This conversation has been edited for length and clarity. For the unabridged version, please listen to the audio file attached to this article.

Huddleston: Hi, I’m Erika Huddleston. I’m trained as a landscape architect and I paint oil paintings on-site in public landscapes.

Fornoff: Tell me about your exhibit “PRAIRIE.”

Huddleston: “PRAIRIE” was based on-site at the prairie behind the BRIT building.

The building was (recently) built, and this prairie was originally a concrete parking lot. And when the building was complete, they removed the concrete and brought in soil from a ranch nearby that was very rich, prairie soil because that soil beneath the concrete was unable to have robust plant life. It’s been growing for (about) 10 years, and they invited me to come and paint on site. That curator is Erin Starr White, and I was just delighted to be asked.

Fornoff: Do you want to walk me through a couple of the paintings and what your process was?

Huddleston: We planned this, I think, from spring 2021. Erin called me and we walked almost a two-hour walk around the whole botanical garden and we looked at the Japanese garden, the rose garden. And then I asked to paint the prairie.

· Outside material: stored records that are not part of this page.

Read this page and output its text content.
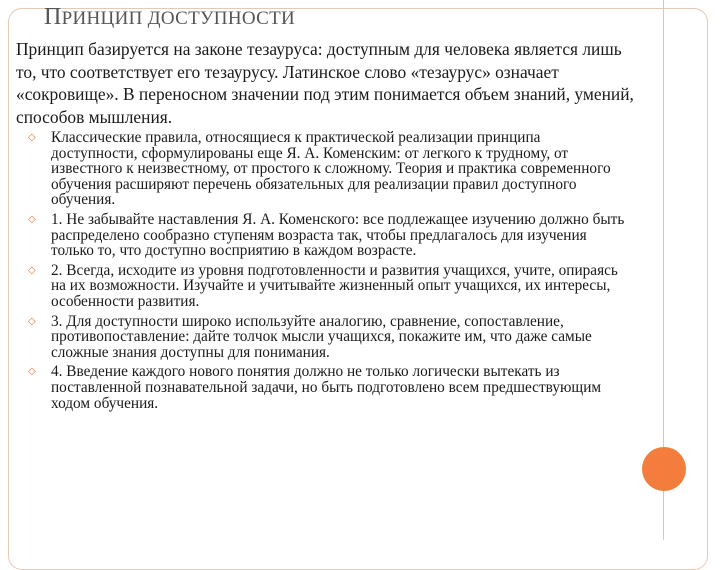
ПРИНЦИП ДОСТУПНОСТИ
Принцип базируется на законе тезауруса: доступным для человека является лишь то, что соответствует его тезаурусу. Латинское слово «тезаурус» означает «сокровище». В переносном значении под этим понимается объем знаний, умений, способов мышления.
◇ Классические правила, относящиеся к практической реализации принципа доступности, сформулированы еще Я. А. Коменским: от легкого к трудному, от известного к неизвестному, от простого к сложному. Теория и практика современного обучения расширяют перечень обязательных для реализации правил доступного обучения.
◇ 1. Не забывайте наставления Я. А. Коменского: все подлежащее изучению должно быть распределено сообразно ступеням возраста так, чтобы предлагалось для изучения только то, что доступно восприятию в каждом возрасте.
◇ 2. Всегда, исходите из уровня подготовленности и развития учащихся, учите, опираясь на их возможности. Изучайте и учитывайте жизненный опыт учащихся, их интересы, особенности развития.
◇ 3. Для доступности широко используйте аналогию, сравнение, сопоставление, противопоставление: дайте толчок мысли учащихся, покажите им, что даже самые сложные знания доступны для понимания.
◇ 4. Введение каждого нового понятия должно не только логически вытекать из поставленной познавательной задачи, но быть подготовлено всем предшествующим ходом обучения.
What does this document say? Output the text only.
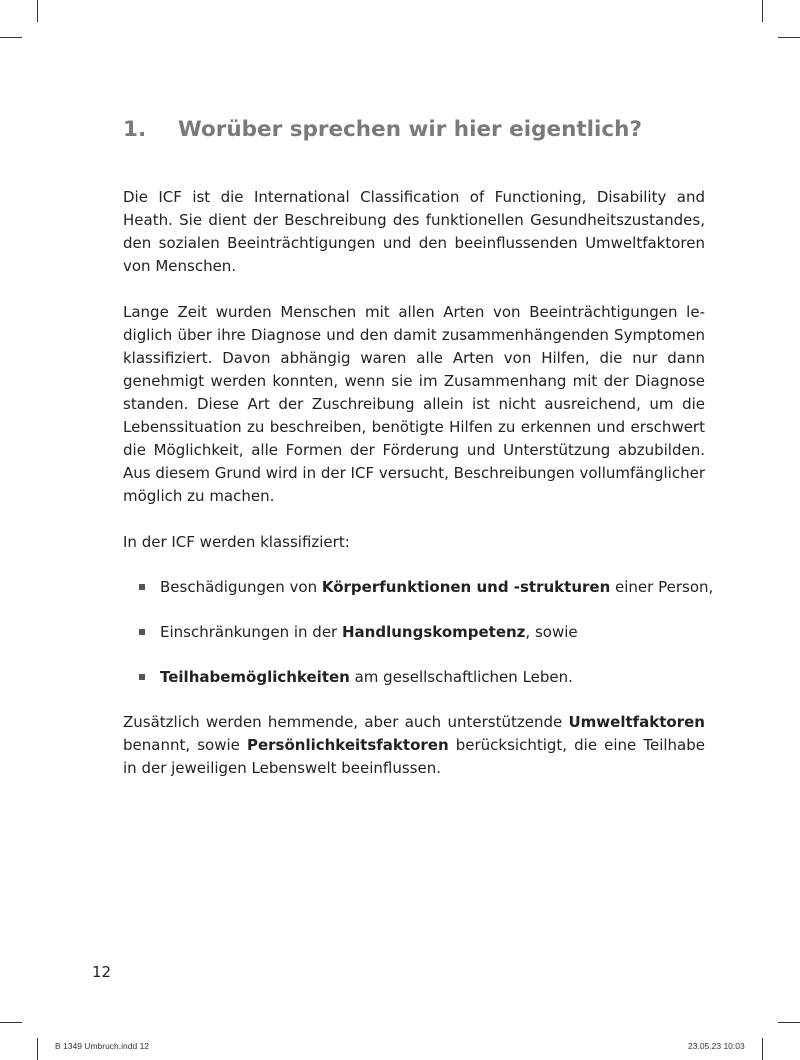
1. Worüber sprechen wir hier eigentlich?

Die ICF ist die International Classification of Functioning, Disability and Heath. Sie dient der Beschreibung des funktionellen Gesundheitszustandes, den sozialen Beeinträchtigungen und den beeinflussenden Umweltfaktoren von Menschen.

Lange Zeit wurden Menschen mit allen Arten von Beeinträchtigungen lediglich über ihre Diagnose und den damit zusammenhängenden Symptomen klassifiziert. Davon abhängig waren alle Arten von Hilfen, die nur dann genehmigt werden konnten, wenn sie im Zusammenhang mit der Diagnose standen. Diese Art der Zuschreibung allein ist nicht ausreichend, um die Lebenssituation zu beschreiben, benötigte Hilfen zu erkennen und erschwert die Möglichkeit, alle Formen der Förderung und Unterstützung abzubilden. Aus diesem Grund wird in der ICF versucht, Beschreibungen vollumfänglicher möglich zu machen.

In der ICF werden klassifiziert:

Beschädigungen von Körperfunktionen und -strukturen einer Person,
Einschränkungen in der Handlungskompetenz, sowie
Teilhabemöglichkeiten am gesellschaftlichen Leben.

Zusätzlich werden hemmende, aber auch unterstützende Umweltfaktoren benannt, sowie Persönlichkeitsfaktoren berücksichtigt, die eine Teilhabe in der jeweiligen Lebenswelt beeinflussen.

12
B 1349 Umbruch.indd 12	23.05.23 10:03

It was my inclination because I went to school at University of Texas at Austin, for my master’s of landscape architecture, and we toured that Bamberger Ranch when I was in school. My professor Ilse Frank was a studio professor and brought our class to the ranch, and they had cleared all the Juniper Cedar and sort of reinstated the habitat of the prairie grasses. It was just this whole ecological restoration, so I was really excited about the prairie being a restoration behind BRIT.

Fornoff: Talk to me about this painting because I think, (with) prairies, people think of muted tones like yellows and greens, and there’s a lot of color here.

If you go…

Where: Botanical Research Institute of Texas
1700 University Drive, Fort Worth

When: Now through May 13

Hours: Check here for more info


Huddleston: Yes. The color is the part that I let myself, I suppose, emotionally respond (to).

I draw it first in No. 2 pencil and then mechanical pencil, so you actually see the pencil marks. And after I’ve drawn it, I paint it in oil. This piece is two feet by five feet and it is a 1:1 scale.

I started in September and I finished in November, so it was a high time for change. Texas can be kind of even high summer in September, by November it’s fall. So all the sunflowers lost their petals, their yellow petals and this one vine was bright green.

This piece in particular, which is No. 3, has a lot of dark colors as well. So even though the bright colors are sort of my emotions, I was referencing the succession of the prairie.
They had done a prescribed burn in January 2021, so it was like 10 months after the prairie was charred black.

It is amazing to be back on the prairie in the fall and have it be full of sunflowers after seeing photos of it. I mean, it was literally like pitch black, you know, just a big giant pit of black. And then within 10 months, new life was growing on the reinvigorated soil.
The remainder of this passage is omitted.